Sign In Forgot Password


07/11/2019 05:53:04 PM


Rabbi Jeffrey Myers

“You can't always get what you want. But if you try sometime you find you get what you need.” (The Rolling Stones)

There is power in these lyrics on so many levels.  I chuckle when I think of the unusual arrangement of having The Mormon Tabernacle Choir sing back-up to The Rolling Stones, which seems so incredible, yet brilliant. Of course they would not have accompanied The Stones on “Sympathy for the Devil”!

It is so easy to fall prey to the trappings of a life based upon wants from overly-conspicuous consumption. While our wants might satisfy some primal urges, they cannot meet our needs. I faced a stark reminder of how simple are our needs these past two weeks, and my attitude of gratitude overwhelmed me. 

All of us need to focus more on gratitude, for once you can find that constant within you, you will find happiness in life, and be able to share that happiness with others as well as work towards a better world where our neighbors can meet their needs and develop that same attitude. We find the following pithy statement in Pirkei Avot (Ethics of the Fathers) 4:1: Who is rich? Those who are content with their portion.

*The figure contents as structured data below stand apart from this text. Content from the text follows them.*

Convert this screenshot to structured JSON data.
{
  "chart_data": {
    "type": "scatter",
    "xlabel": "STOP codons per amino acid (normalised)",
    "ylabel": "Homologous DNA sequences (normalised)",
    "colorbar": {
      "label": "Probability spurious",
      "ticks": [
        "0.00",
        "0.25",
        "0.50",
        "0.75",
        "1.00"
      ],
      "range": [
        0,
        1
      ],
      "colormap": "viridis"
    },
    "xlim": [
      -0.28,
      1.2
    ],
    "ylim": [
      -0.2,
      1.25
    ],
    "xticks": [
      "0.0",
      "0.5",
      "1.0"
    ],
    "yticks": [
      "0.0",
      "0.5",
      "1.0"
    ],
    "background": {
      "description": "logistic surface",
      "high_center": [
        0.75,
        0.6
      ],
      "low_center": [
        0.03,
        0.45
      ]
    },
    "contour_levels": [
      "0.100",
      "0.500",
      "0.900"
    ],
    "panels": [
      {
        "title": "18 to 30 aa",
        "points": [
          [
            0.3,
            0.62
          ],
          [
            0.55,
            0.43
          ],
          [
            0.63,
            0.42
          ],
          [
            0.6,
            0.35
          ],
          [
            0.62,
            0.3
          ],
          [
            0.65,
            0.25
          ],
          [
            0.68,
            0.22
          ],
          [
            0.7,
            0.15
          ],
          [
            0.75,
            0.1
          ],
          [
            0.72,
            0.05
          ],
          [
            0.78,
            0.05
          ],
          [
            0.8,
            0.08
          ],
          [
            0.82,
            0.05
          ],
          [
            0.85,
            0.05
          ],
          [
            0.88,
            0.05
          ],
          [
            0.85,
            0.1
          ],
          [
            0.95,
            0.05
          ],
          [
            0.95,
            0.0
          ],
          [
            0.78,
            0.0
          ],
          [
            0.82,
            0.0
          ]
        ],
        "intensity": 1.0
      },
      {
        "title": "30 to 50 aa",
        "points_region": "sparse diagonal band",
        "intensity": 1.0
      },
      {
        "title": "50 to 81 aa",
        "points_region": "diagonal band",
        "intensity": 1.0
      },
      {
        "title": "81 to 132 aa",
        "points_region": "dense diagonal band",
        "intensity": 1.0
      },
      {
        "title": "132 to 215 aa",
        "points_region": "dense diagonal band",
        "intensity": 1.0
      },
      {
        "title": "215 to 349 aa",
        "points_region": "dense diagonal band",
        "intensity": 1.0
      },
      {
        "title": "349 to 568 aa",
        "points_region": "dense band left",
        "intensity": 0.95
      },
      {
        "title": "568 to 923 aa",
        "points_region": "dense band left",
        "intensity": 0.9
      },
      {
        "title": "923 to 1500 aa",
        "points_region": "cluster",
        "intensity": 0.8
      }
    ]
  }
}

Contentedness can be such a difficult level to reach. Alas, for some, it requires a degree of resignation, acceptance that this is the best it will be.  I prefer the path of celebration for what has been achieved, to revel in the blessings that God has seen fit to bestow upon me. I chose to accept this bounty and express gratitude to God every day for all of my blessings, which indeed are too numerous to list. Yes, life can always be better, but the converse is equally true: life can always be worse. As Erma Bombeck titled her book, “The Grass is Always Greener Over the Septic Tank”.

Reinforce your gratitude, not out of resignation, but out of a place of joy for the many blessings you have.  “You can't always get what you want. But if you try sometime you find you get what you need.”